NoSquirrels Thu 14-Dec-17 08:19:01

This isn’t teaching your DC that you “have” to give a gift - it’s teaching them the pleasure of giving a gift ... of choosing something themselves, and wrapping and giving a surprise.

If you don’t want your DC to participate that’s fine - teach them that Christmas is about spending time with family, celebrating Christ’s birth - whatever. The problem is, gift giving at Christmas is a central part of our culture - presumably you give and enjoy choosing gifts for your DC? Tell them you prefer handmade gifts if you like.

You’re being a bit unreasonable to ask School to take on making crafts though - that’s a drain on their time in the way that a PTA organised “gift shop” is not. And their finances - baubles & craft kit for 30 kids per class is a lot in these times of stretched budgets.

Our school does both - the “gift shop” is part of the fair, and so is optional and very much not a “social stigma” - there are loads of other things to do at the fair. They make crafts in school for Christmas and Mothers/Fathers Day etc.

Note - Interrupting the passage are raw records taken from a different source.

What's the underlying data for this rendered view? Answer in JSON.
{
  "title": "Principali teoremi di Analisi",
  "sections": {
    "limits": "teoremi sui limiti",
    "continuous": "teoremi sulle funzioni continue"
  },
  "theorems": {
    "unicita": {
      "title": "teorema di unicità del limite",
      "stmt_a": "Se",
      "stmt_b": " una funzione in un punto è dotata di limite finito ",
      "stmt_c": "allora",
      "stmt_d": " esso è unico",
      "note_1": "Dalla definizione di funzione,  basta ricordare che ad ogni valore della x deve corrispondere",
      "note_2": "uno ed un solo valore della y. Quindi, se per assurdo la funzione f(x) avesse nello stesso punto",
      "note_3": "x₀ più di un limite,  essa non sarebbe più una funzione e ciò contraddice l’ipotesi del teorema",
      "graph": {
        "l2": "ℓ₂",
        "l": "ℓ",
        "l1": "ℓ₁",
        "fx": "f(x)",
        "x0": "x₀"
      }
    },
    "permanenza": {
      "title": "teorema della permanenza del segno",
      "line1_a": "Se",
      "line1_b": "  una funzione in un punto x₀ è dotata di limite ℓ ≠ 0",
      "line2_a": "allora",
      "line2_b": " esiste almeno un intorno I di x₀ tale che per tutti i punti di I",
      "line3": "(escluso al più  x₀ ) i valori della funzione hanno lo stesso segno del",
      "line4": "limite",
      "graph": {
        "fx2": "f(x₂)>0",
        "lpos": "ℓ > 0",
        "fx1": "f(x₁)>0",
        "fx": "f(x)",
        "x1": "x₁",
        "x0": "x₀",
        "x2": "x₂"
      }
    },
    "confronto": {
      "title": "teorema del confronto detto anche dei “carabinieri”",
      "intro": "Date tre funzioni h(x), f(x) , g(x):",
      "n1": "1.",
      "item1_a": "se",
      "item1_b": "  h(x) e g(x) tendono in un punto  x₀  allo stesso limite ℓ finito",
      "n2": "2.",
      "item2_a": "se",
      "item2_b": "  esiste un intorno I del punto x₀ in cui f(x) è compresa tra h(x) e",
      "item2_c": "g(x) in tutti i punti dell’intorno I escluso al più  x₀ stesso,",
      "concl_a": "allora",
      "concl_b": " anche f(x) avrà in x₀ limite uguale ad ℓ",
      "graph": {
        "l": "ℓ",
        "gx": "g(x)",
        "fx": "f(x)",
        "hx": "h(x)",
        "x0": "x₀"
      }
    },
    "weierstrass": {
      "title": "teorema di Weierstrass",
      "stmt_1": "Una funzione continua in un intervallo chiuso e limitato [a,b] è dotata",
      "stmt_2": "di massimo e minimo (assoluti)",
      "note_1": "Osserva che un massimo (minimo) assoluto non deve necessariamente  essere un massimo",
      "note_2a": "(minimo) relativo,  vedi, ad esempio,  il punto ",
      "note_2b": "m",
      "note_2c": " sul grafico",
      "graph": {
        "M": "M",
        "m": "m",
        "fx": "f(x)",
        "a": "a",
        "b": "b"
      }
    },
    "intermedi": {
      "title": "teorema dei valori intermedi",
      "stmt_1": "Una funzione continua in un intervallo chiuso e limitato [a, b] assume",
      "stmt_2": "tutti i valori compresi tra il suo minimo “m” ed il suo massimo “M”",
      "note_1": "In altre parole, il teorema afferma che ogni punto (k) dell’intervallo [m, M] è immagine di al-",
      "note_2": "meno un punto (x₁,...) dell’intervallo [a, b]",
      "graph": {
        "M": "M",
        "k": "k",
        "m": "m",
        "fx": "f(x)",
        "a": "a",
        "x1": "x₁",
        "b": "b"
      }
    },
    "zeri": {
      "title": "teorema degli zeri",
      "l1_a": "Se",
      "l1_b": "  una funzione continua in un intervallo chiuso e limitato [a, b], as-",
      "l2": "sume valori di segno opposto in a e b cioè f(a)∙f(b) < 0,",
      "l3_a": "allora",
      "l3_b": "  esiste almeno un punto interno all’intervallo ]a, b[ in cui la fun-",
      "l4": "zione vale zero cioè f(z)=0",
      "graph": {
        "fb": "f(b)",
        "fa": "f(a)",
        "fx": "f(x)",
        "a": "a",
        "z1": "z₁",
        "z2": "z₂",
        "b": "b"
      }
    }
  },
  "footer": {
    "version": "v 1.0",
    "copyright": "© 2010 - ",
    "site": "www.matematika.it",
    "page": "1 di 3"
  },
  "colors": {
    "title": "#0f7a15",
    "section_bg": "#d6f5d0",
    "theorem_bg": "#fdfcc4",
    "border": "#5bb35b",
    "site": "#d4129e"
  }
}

You don’t need to “join” the PTA to offer them an idea. If you say “I don’t like the gift shop and think the DC should make crafts instead” they’ll think you’re Scrooge-like and ignore you, as these things genuinely bring the kids a lot of pleasure. If you say “Would you consider doing it a bit differently- maybe as part of the Fair, with a craft stall for handmade baubles alongside, so people can choose and the DC who don’t have £1.50 have a cheaper 50p option?” You might get a different response. You can email the PTA or talk to your class rep.

halcyondays Thu 14-Dec-17 08:28:59

As with an school fundraiser you aren't forced to take part. Even if school wasn't doing it, many kids would buy parents a small Xmas gift.